A recent study looked at whether the decision-making process plays a role in the psychological morbidity associated with being a surrogate in the ICU.1

“It’s important to note how common surrogate decision-making is in this cohort of patients,” says Jesse Miller, MD, the study’s lead author and a physician at United Lung and Sleep Clinic in St. Paul, MN.

Nearly every family member interviewed could recall a decision they made on behalf of his or her loved one. Nearly half of these decisions were classified as “end-of-life” decisions, involving the patient’s “do not resuscitate” status or continuing life support.

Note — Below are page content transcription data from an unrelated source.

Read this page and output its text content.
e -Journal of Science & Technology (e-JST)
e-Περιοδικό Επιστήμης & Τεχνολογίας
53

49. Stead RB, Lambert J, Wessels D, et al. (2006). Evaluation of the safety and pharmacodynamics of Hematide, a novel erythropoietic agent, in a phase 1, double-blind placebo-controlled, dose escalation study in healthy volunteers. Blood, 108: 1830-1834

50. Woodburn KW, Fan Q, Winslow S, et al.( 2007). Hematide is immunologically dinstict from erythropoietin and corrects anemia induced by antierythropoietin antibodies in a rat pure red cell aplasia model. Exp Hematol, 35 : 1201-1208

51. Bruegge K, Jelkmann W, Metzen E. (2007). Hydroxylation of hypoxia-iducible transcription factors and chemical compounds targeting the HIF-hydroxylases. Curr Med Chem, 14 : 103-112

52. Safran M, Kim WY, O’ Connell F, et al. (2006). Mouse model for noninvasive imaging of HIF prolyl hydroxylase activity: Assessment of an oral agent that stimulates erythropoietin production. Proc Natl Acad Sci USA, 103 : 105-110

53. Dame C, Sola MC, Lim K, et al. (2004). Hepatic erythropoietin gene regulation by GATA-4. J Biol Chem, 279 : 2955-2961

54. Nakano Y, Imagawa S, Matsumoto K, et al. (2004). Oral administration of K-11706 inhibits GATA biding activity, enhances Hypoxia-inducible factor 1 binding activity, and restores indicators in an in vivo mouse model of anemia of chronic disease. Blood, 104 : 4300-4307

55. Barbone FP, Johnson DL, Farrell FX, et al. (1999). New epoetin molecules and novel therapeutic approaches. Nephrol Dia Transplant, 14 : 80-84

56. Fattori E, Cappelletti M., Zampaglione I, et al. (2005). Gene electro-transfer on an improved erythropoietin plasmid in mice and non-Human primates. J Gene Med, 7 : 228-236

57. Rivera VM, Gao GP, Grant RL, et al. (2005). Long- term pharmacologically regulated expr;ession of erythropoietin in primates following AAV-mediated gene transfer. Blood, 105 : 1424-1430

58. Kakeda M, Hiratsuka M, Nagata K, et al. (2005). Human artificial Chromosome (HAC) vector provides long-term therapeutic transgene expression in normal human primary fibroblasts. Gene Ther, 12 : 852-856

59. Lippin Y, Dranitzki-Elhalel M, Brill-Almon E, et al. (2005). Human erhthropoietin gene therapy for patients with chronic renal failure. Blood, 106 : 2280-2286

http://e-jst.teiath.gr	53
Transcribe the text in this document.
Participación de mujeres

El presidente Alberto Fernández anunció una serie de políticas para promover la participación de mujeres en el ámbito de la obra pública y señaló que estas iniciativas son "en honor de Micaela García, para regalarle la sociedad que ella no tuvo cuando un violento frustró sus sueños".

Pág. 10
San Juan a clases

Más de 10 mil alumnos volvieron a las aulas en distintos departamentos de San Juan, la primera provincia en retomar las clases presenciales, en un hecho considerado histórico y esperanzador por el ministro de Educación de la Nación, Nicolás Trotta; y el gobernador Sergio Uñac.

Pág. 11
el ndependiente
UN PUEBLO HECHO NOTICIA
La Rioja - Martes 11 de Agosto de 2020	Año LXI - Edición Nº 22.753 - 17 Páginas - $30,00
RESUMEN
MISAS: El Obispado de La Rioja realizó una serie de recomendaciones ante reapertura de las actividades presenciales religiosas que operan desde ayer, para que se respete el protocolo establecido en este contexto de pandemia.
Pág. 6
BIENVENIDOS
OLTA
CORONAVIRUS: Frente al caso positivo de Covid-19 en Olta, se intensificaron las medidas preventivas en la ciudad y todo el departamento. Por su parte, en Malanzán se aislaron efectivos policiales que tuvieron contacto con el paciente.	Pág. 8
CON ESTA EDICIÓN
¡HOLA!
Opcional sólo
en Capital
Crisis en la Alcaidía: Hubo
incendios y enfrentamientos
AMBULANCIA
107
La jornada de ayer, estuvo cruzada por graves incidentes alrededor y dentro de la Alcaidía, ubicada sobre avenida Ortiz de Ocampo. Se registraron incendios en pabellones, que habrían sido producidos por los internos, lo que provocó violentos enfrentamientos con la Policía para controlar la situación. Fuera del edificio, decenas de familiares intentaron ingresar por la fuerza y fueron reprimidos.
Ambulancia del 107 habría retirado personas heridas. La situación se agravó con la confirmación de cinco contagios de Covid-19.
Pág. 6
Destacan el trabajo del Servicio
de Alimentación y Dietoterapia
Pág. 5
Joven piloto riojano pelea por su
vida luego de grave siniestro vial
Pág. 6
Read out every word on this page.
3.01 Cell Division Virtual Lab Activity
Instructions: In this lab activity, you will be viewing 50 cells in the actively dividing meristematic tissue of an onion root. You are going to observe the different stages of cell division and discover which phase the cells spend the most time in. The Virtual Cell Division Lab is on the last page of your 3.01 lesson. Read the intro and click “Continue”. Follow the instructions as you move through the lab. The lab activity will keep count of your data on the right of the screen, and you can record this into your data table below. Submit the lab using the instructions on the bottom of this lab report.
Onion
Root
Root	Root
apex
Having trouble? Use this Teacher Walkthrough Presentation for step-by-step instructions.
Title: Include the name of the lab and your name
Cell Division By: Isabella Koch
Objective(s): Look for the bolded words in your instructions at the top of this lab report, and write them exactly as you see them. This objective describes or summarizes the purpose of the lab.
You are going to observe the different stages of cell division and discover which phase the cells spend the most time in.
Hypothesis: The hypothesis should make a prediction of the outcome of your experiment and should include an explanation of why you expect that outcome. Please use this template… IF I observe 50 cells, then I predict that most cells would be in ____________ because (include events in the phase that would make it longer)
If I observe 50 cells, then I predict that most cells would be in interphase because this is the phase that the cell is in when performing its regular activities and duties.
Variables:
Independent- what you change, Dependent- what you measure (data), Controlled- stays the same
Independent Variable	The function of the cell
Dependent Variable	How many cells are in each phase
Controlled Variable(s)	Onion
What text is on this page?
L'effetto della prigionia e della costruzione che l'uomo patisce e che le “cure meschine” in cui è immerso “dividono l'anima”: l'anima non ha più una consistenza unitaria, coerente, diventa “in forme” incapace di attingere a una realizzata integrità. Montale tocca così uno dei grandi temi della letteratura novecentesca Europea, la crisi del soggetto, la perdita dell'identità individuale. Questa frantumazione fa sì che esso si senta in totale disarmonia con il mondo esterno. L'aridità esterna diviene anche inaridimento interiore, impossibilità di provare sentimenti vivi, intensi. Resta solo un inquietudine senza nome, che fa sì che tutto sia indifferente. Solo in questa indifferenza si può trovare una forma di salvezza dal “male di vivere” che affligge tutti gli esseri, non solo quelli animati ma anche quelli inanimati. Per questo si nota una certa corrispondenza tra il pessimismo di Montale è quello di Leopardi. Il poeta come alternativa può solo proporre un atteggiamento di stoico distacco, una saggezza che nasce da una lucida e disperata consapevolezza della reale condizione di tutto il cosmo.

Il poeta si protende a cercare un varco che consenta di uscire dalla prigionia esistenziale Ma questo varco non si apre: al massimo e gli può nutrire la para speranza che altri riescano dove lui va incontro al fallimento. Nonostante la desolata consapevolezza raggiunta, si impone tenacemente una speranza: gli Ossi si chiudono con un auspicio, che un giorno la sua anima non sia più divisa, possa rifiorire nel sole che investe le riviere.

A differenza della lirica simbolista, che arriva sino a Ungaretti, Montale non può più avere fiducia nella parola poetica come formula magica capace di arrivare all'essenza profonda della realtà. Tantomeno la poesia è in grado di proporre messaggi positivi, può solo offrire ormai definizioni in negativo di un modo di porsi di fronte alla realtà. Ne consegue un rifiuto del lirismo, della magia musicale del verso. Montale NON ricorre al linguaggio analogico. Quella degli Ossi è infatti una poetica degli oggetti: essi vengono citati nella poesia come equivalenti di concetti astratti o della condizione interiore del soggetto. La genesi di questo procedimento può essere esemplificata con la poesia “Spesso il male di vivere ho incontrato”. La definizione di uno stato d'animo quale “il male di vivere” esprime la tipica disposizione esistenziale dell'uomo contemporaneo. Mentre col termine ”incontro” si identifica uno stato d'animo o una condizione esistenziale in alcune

The researchers hypothesized that family members facing end-of-life decisions would have more decisional conflict and regret than those facing non-end-of-life decisions. The small pilot study of 42 surrogates did find more decisional conflict when end-of-life decisions needed to be made. This was especially true where there was uncertainty.

“This has profound implications about how we interact with family members of our sickest ICU patients,” says Miller.

The researchers found that virtually all family members make important, often difficult, decisions, resulting in decision conflict. “It is imperative that clinicians work on improving family engagement and support in the ICU,” Miller concludes.

Ethicists can encourage clinicians to engage with families, and to incorporate family communication strategies. “These strategies include exploring patient values, listening, eliciting questions, and empathy,” says Miller.

REFERENCE

  1. Miller JJ, Morris P, Files DC, et al. Decision conflict and regret among surrogate decision makers in the medical intensive care unit. J Crit Care 2016; 32:79-84.